The funny thing is I’ve never fancied myself an orchardist.  Growing up on the East Bench of Salt Lake for years I thought fruit just came from Albertson’s grocery store.  Meanwhile the apples and pears from my family’s backyard trees went literally to the birds year after year.

Now with the grant money I had to help Rio Mesa decide what new trees to purchase and when best to plant them.  I spent hours researching orchard management, tree pruning, heirloom fruits, and I spoke with local experts, like Tree Utah.  After writing a report for the Rio Mesa land-use committee they agreed that the existing orchard should be restored with new fruit trees. They also liked my suggestion that some more native Fremont Cottonwood trees, with their multiple historic and ecological values for river areas in the west, be planted along a nearby the sandy wash.

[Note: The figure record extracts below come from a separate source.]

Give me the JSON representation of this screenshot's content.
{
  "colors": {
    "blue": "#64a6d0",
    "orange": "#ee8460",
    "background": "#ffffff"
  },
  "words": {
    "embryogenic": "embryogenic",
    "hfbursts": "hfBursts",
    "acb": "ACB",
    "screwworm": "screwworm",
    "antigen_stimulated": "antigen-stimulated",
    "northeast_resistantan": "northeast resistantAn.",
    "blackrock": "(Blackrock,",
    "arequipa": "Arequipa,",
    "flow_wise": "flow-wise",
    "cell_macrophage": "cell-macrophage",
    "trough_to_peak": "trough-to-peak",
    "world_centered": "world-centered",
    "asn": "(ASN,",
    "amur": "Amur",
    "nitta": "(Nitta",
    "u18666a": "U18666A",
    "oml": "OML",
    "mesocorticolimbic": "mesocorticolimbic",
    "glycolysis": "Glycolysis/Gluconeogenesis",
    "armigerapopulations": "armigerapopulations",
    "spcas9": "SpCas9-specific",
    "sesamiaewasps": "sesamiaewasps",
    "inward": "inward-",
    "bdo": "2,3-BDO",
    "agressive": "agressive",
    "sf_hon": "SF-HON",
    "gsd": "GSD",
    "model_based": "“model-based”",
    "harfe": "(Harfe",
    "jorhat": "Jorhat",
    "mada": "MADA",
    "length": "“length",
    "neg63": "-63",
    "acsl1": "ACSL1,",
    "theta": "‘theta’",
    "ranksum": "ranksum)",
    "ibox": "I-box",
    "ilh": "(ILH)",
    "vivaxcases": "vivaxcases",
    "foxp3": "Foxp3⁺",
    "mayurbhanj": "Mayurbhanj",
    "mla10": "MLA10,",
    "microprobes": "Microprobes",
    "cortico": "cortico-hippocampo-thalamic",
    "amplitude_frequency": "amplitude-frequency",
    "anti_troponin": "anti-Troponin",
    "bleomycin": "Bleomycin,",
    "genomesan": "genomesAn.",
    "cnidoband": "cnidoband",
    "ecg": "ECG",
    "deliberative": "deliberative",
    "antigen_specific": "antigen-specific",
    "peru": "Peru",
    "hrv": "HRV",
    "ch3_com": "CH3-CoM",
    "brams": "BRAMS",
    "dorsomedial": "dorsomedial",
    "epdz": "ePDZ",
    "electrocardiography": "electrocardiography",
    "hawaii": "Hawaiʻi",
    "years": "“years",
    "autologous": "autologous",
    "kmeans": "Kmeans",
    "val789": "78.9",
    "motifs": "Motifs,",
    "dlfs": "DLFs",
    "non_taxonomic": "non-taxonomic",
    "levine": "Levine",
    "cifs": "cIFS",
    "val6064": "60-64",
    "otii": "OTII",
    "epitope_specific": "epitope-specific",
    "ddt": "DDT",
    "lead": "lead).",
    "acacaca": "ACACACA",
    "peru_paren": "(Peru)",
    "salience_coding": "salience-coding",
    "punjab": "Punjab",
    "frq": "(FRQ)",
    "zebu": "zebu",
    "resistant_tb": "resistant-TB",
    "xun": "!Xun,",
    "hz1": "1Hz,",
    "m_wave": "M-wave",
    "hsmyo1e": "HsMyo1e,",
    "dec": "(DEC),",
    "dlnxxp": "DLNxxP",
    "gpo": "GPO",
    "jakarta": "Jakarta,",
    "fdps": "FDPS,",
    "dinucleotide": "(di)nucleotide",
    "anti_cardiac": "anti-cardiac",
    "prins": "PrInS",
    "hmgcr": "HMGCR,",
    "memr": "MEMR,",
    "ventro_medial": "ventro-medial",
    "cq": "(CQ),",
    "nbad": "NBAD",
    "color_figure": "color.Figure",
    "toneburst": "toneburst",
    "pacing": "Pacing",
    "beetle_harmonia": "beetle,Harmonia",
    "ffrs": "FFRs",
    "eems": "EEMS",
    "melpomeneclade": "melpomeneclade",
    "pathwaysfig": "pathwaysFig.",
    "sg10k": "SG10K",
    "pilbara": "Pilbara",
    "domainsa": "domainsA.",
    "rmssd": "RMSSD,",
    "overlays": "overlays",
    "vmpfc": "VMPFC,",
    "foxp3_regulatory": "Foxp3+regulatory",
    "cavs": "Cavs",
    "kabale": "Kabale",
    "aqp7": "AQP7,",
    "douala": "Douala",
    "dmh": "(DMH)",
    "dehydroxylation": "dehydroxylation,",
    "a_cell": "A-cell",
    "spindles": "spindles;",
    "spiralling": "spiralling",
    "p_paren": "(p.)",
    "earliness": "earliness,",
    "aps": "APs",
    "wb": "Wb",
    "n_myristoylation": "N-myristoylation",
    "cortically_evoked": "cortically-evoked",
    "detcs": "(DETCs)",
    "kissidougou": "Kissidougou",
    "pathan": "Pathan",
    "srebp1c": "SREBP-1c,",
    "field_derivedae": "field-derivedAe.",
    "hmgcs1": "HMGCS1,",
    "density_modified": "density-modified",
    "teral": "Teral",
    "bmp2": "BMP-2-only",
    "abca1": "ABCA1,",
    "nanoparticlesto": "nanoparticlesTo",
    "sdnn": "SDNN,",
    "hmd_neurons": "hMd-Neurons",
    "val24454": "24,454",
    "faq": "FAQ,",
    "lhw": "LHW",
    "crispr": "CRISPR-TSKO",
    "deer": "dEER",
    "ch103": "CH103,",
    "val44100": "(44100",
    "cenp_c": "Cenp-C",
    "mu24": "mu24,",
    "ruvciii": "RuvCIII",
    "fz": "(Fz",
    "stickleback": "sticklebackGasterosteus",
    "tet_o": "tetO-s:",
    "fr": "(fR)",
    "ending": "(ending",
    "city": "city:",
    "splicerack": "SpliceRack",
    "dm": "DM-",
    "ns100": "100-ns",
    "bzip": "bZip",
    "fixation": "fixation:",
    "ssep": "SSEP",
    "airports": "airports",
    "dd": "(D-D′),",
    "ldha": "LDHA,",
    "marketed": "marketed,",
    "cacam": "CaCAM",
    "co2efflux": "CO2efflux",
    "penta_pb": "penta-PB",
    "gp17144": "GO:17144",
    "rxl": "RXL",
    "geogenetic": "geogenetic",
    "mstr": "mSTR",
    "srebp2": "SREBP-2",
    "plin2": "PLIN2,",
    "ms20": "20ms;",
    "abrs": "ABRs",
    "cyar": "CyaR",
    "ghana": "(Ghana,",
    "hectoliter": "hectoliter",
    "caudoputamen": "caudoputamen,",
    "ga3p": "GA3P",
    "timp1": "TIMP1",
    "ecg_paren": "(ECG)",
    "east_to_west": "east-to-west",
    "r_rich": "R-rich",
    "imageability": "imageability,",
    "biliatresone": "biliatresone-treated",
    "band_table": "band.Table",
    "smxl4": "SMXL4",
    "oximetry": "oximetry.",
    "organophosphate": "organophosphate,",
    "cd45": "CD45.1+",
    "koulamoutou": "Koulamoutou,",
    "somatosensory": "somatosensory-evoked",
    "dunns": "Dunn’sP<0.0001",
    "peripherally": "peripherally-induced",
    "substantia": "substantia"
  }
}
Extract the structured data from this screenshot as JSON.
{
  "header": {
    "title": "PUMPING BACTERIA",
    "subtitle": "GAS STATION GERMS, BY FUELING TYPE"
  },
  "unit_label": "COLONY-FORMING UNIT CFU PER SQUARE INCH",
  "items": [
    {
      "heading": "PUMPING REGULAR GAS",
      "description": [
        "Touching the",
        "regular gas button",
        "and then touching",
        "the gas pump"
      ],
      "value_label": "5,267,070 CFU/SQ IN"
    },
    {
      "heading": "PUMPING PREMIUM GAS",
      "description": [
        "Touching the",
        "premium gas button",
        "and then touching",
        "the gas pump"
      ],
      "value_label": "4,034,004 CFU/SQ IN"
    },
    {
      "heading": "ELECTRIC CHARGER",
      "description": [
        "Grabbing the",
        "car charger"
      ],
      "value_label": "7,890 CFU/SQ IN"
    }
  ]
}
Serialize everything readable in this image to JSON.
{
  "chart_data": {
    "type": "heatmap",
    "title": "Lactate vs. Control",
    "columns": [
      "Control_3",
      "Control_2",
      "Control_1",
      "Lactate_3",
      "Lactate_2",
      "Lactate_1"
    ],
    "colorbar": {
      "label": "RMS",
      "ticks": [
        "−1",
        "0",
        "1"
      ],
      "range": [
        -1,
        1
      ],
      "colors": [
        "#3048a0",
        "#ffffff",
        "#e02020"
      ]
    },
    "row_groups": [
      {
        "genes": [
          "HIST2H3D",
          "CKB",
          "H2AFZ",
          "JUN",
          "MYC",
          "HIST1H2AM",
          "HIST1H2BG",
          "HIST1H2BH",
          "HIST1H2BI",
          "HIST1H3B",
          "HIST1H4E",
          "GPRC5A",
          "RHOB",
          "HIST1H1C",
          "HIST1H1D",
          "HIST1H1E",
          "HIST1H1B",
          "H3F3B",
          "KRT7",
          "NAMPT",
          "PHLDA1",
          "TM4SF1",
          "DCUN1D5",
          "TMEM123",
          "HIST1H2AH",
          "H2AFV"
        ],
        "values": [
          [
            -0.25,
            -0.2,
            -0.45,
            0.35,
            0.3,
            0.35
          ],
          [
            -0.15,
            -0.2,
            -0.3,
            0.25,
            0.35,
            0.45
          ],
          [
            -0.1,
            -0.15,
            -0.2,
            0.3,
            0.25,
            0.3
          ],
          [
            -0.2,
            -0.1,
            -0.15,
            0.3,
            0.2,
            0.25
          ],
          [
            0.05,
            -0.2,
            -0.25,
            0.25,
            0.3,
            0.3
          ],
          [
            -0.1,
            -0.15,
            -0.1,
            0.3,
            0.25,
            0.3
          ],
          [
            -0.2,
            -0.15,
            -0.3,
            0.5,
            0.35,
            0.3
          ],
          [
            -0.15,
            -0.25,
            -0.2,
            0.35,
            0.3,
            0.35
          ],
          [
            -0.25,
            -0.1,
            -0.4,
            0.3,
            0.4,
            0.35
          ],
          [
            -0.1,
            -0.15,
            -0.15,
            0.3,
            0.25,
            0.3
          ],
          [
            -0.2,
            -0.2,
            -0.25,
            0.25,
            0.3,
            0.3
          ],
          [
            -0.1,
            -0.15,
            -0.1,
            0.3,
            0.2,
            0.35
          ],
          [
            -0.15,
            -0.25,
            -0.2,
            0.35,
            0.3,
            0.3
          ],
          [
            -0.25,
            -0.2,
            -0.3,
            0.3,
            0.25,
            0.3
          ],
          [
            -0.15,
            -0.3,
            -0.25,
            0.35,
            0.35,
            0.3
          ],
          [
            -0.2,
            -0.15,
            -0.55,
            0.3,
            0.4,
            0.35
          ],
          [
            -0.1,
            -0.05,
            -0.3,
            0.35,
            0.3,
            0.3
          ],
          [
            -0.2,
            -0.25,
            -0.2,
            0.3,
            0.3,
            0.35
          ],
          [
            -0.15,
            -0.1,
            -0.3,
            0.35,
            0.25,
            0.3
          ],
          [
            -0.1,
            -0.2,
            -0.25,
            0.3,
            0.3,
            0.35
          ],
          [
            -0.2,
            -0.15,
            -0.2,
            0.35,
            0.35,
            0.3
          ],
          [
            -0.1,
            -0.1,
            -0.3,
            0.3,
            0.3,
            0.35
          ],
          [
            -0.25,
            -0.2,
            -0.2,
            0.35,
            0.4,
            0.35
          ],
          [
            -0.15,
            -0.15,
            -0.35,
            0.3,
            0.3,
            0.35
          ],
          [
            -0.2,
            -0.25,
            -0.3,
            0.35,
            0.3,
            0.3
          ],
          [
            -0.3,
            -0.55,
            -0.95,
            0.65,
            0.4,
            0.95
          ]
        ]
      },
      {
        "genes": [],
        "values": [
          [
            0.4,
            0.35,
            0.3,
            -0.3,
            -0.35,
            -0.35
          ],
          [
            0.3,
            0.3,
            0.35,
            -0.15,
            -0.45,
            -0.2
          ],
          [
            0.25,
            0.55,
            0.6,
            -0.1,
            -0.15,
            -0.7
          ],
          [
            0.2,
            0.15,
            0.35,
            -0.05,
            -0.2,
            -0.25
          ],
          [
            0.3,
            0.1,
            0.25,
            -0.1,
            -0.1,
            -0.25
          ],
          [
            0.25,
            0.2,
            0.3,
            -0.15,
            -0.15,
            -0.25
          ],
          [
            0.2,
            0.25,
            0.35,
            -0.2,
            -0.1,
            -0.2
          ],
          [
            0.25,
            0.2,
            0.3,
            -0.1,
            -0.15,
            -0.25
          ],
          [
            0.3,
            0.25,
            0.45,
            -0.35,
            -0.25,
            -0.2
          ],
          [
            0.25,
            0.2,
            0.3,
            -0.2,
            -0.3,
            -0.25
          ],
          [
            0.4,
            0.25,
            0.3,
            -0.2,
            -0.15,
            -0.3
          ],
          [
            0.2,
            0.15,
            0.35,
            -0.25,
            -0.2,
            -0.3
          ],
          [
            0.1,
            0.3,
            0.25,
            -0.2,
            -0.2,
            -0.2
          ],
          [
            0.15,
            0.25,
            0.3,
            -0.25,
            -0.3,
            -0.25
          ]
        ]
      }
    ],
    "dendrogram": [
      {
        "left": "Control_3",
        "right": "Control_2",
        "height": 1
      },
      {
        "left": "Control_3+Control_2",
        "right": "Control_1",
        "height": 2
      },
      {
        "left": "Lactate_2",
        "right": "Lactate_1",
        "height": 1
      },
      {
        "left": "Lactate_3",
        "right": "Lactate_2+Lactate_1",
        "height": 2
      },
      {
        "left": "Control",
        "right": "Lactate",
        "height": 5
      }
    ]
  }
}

Students Taylor Thompson, Yasuhiro Tajima, and Soren Urry dig out a stubborn dead stump.

The next challenge was mustering enough volunteers to help carry out the project.  Luckily I was able to coordinate with the University’s Bennion Center who expressed much interest from the beginning.  The previous year the Bennion Center had taken a small group of students to Rio Mesa for an “Alternative Fall Break” and the coordinators thought it was worthwhile doing again.  When the school year began again we teamed-up for recruiting students and were thrilled when 22 applicants signed up for the desert work trip.

The students, mostly undergraduates, collectively contributed their different skills in everything from woodworking, operating excavators, managing

Taylor Thompson and Kate Call, the Rio Mesa caretaker, and others fix a barbed wire fence.

irrigation systems, computer tech skills, to laborious dirt digging.  Together we dug out old fence posts, ripped out overgrown skunk bush, rag weed, and that mean Russian Thistle.  We pulled out the dead tree stumps and planted the new sapling varieties of apple, apricot, peach, and cherry trees.  The center caretakers helped us fix the river irrigation system that was damaged months before during a massive hundred-year flash flood.  One student climbed a giant cottonwood and took cuttings for us to start saplings with.  Other students built frames for new solar showers.  Still others fixed a large gate and restrung barbed wire around the orchard to keep occasional bears and other wild animals out.

After four days the orchard was looking better than it had since Gerald Ford was President.  A flock of 25 chickens pecked and patrolled the freshly planted apple and peach trees, and clear irrigated river water was freely flowing.  The students had also cultivated new friendships and the Rio Mesa managers were thrilled to have so much youth flourishing in the desert clay for once.

For the future I can only hope this project helps future students understand skills like orchard management, self-reliance, and food sustainability.  Most of all, I hope the saplings we planted grow to be towering old professors in the coming years, lecturing wisdom in the wind.